Poche settimane fa ci siamo occupati di un minore straniero proveniente da un paese del nord Europa, che era in vacanza con il padre in un paesino delle nostre valli. Il padre ha avuto un infarto ed è stato rapidamente trasportato con l’elisoccorso nel nostro ospedale. Successivamente anche il ragazzino è stato accompagnato dalle forze dell’ordine: giunto in ospedale era solo e disorientato, incapace di comprendere la nostra lingua e senza adulti conosciuti. Siamo stati contattati dalla direzione sanitaria per supportarli nella comunicazione con il ragazzo sulle condizioni del padre. L’équipe medica è stata colpita emotivamente dalla situazione del minore: si sono attivati movimenti di attenzione e generosità verso il ragazzino, che diversi operatori si sono proposti di portare la sera a cenare a casa loro, con i propri figli. Il nostro intervento è stato quello di ipotizzare un percorso di sostegno del minore, ma con attenzione alle sue emozioni, alle sue preferenze e tutelandolo da eventuali ‘oblatività eccessive’. Abbiamo chiesto al figlio la sua preferenza per la cena: una pizza con coetanei in casa di qualche operatore o una pizza consumata in ospedale in una camera accanto al padre. Ha optato per questa seconda ipotesi. In caso contrario ci sarebbe stato il dubbio se l’eventuale autorizzazione ad uscire dall’ospedale da parte del padre, chiesta da parte dell’équipe curante, avrebbe potuto ottenere una risposta libera e non condizionata dal bisogno di compiacere medici e infermieri che si stavano prendendo cura di lui.  Entra in gioco il principio del rispetto della libera autodeterminazione.

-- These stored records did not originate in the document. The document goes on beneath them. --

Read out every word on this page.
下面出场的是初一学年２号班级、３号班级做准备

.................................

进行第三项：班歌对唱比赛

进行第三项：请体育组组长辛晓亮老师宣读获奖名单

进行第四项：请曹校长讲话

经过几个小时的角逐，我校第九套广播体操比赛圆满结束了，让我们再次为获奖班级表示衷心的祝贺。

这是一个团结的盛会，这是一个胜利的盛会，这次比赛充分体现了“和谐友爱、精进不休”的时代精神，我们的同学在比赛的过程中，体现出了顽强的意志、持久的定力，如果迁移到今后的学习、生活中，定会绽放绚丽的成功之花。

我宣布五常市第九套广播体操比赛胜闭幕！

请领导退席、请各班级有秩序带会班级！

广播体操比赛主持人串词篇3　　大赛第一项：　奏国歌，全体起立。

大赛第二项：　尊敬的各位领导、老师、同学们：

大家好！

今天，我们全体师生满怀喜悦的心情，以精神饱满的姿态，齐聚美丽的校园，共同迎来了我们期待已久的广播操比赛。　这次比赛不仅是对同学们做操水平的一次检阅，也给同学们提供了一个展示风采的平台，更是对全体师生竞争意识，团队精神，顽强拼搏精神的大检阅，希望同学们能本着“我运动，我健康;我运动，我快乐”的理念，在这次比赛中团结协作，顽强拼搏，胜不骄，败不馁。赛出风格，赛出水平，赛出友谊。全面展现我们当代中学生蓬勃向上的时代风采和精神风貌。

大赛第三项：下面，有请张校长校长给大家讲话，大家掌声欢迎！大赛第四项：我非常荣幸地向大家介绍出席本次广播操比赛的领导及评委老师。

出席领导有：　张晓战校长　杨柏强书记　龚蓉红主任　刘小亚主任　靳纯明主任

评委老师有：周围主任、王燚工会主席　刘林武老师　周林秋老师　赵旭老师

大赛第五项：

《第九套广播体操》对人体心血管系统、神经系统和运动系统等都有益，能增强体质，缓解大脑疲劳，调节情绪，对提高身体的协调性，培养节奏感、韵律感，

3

In conclusione, alla luce del percorso sin qui attuato, quali sono le sue riflessioni umane e professionali che l’accompagnano?

Questa e altre esperienze del Trauma Center mi hanno permesso di osservare in diretta due aspetti del funzionamento psichico (la capacità auto riparatoria dell’essere umano e la possibilità di crescita post-traumatica) e come lo slancio di generosità vada vagliato con rigore professionale per evitare sconfinamenti e interferenze. Lo psicanalista Lacan diceva che nella terapia psicologica è necessario tacere l’amore, cioè essere capaci di contenere i propri sentimenti di affetto nei confronti delle persone di cui ci si prende cura per evitare intrusioni, senso di debito o gratitudine eccessiva. Empatia non è simpatia, accoglienza non è sostituzione, supporto non è soddisfazione dei bisogni altrui ma accoglienza dei loro vissuti. L’equilibrio tra principio di beneficienza e principio di autonomia è delicato e richiede attenzione e vigilanza sia quando si imposta l’intervento, sia mentre lo si attua, sia nel momento della sua conclusione.